Sigawi Tal, Israeli Adir, Ilan Yaron
Faculty of Medicine, Hebrew University and Department of Medicine, Hadassah Medical Center, Jerusalem, Israel.
Immunotargets Ther. 2024 Oct 14;13:525-539. doi: 10.2147/ITT.S477841. eCollection 2024.
Lack of response to immunotherapies poses a significant challenge in treating immune-mediated disorders and cancers. While the mechanisms associated with poor responsiveness are not well defined and change between and among subjects, the current methods for overcoming the loss of response are insufficient. The Constrained Disorder Principle (CDP) explains biological systems based on their inherent variability, bounded by dynamic boundaries that change in response to internal and external perturbations. Inter and intra-subject variability characterize the immune system, making it difficult to provide a single therapeutic regimen to all patients and even the same patients over time. The dynamicity of the immune variability is also a significant challenge for personalizing immunotherapies. The CDP-based second-generation artificial intelligence system is an outcome-based dynamic platform that incorporates personalized variability signatures into the therapeutic regimen and may provide methods for improving the response and overcoming the loss of response to treatments. The signatures of immune variability may also offer a method for identifying new biomarkers for early diagnosis, monitoring immune-related disorders, and evaluating the response to treatments.

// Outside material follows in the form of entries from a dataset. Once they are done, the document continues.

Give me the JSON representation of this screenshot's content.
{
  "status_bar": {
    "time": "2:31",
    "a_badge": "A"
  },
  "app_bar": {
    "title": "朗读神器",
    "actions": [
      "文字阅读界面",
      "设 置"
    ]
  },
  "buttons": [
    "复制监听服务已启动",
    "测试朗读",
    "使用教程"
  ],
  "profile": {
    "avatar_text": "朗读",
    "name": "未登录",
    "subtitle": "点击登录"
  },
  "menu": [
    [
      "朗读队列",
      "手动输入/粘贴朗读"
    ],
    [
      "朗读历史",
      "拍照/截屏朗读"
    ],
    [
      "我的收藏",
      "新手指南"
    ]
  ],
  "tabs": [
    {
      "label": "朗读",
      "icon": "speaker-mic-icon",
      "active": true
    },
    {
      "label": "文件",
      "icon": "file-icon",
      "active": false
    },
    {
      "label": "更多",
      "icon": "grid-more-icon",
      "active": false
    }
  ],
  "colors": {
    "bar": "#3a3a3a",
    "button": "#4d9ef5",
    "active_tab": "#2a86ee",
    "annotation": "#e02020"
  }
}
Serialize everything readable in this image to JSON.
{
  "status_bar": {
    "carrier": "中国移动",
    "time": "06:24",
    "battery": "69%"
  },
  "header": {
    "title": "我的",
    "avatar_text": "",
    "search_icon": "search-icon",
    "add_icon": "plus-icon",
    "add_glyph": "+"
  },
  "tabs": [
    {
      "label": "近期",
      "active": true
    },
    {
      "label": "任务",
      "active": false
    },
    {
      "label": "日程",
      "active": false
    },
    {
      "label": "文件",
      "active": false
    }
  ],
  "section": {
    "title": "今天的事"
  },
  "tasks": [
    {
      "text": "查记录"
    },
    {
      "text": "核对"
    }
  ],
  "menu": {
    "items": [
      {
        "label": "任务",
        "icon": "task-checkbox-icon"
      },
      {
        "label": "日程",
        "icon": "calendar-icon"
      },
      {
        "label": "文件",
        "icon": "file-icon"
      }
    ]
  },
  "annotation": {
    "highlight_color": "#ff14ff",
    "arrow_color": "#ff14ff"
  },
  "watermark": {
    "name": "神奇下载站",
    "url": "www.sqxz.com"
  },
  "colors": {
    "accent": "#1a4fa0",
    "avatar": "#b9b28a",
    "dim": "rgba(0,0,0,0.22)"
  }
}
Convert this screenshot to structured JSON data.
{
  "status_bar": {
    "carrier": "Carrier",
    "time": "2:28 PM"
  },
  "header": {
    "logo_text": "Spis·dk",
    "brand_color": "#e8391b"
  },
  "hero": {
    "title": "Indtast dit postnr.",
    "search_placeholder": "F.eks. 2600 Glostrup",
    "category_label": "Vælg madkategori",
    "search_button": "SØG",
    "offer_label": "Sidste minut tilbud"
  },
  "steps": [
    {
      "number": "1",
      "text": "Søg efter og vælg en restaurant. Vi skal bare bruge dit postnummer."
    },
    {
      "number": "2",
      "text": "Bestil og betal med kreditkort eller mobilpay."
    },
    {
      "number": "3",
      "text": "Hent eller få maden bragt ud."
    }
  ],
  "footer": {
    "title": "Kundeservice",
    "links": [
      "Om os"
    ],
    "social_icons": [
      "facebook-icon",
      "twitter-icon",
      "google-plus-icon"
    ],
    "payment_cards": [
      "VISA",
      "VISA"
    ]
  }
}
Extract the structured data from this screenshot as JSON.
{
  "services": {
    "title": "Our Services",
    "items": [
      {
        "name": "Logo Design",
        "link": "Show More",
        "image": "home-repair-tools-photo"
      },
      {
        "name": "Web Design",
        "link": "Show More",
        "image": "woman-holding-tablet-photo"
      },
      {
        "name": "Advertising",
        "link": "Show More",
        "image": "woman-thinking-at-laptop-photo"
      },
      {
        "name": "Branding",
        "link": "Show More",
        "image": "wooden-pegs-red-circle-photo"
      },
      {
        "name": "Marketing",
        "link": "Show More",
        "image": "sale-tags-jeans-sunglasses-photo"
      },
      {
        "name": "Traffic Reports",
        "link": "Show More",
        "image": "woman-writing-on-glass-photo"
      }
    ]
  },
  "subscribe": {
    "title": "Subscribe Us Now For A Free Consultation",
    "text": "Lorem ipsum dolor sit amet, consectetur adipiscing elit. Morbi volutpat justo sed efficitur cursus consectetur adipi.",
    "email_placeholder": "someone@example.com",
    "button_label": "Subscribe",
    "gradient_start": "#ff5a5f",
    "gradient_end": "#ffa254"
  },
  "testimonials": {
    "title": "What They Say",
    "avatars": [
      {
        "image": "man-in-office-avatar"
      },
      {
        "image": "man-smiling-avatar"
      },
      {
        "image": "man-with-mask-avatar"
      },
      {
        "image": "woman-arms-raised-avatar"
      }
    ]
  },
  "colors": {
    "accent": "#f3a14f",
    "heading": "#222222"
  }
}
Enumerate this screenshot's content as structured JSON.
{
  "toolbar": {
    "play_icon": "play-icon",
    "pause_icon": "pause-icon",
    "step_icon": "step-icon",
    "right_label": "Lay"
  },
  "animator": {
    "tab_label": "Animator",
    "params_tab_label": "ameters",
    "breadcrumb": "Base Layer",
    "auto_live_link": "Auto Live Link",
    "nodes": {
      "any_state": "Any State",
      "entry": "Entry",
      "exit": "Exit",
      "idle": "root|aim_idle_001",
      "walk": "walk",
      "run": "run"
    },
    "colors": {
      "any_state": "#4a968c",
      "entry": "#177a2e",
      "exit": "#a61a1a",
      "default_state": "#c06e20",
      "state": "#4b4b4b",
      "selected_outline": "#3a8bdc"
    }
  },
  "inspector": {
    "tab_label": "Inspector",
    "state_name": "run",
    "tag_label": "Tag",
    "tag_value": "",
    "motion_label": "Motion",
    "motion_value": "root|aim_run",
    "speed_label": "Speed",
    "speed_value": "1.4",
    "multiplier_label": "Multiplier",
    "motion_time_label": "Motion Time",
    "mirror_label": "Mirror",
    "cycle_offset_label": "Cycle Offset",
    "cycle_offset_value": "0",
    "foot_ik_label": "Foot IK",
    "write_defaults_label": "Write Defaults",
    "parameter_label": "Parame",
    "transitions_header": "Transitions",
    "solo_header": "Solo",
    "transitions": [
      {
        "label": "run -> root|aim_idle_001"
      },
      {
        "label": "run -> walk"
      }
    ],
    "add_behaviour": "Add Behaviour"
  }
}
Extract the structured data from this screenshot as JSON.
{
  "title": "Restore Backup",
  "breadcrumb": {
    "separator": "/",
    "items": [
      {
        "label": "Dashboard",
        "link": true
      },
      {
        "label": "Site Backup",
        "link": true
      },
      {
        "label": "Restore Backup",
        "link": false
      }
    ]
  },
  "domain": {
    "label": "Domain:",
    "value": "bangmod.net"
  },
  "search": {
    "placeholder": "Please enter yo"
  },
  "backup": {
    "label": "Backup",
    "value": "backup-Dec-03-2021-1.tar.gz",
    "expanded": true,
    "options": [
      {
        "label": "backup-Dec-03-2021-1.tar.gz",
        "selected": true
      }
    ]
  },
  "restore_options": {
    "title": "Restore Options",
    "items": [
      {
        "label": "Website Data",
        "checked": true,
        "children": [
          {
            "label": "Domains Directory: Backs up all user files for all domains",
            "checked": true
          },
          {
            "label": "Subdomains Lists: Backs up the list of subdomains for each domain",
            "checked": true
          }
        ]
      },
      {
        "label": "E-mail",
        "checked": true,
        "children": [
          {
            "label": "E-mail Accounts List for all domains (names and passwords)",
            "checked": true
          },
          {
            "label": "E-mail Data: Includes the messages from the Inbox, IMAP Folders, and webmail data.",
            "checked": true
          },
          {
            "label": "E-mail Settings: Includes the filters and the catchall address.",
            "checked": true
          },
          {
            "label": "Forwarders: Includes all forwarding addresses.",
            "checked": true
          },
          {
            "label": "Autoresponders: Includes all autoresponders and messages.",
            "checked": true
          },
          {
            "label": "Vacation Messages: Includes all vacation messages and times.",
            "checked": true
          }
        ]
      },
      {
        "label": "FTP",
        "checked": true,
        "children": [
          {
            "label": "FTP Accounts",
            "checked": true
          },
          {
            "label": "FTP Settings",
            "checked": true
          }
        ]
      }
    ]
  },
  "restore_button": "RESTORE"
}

对免疫疗法缺乏反应在治疗免疫介导的疾病和癌症方面构成了重大挑战。虽然与反应不佳相关的机制尚未明确界定,且在不同个体之间存在差异,但目前克服反应丧失的方法并不充分。约束紊乱原理(CDP)基于生物系统固有的变异性来解释生物系统,这种变异性受到动态边界的限制,这些边界会根据内部和外部扰动而变化。个体间和个体内的变异性是免疫系统的特征,这使得难以对所有患者甚至同一患者在不同时间提供单一的治疗方案。免疫变异性的动态性也是个性化免疫疗法的重大挑战。基于CDP的第二代人工智能系统是一个基于结果的动态平台,它将个性化的变异性特征纳入治疗方案,并可能提供改善反应和克服治疗反应丧失的方法。免疫变异性特征还可能提供一种方法,用于识别早期诊断的新生物标志物、监测免疫相关疾病以及评估治疗反应。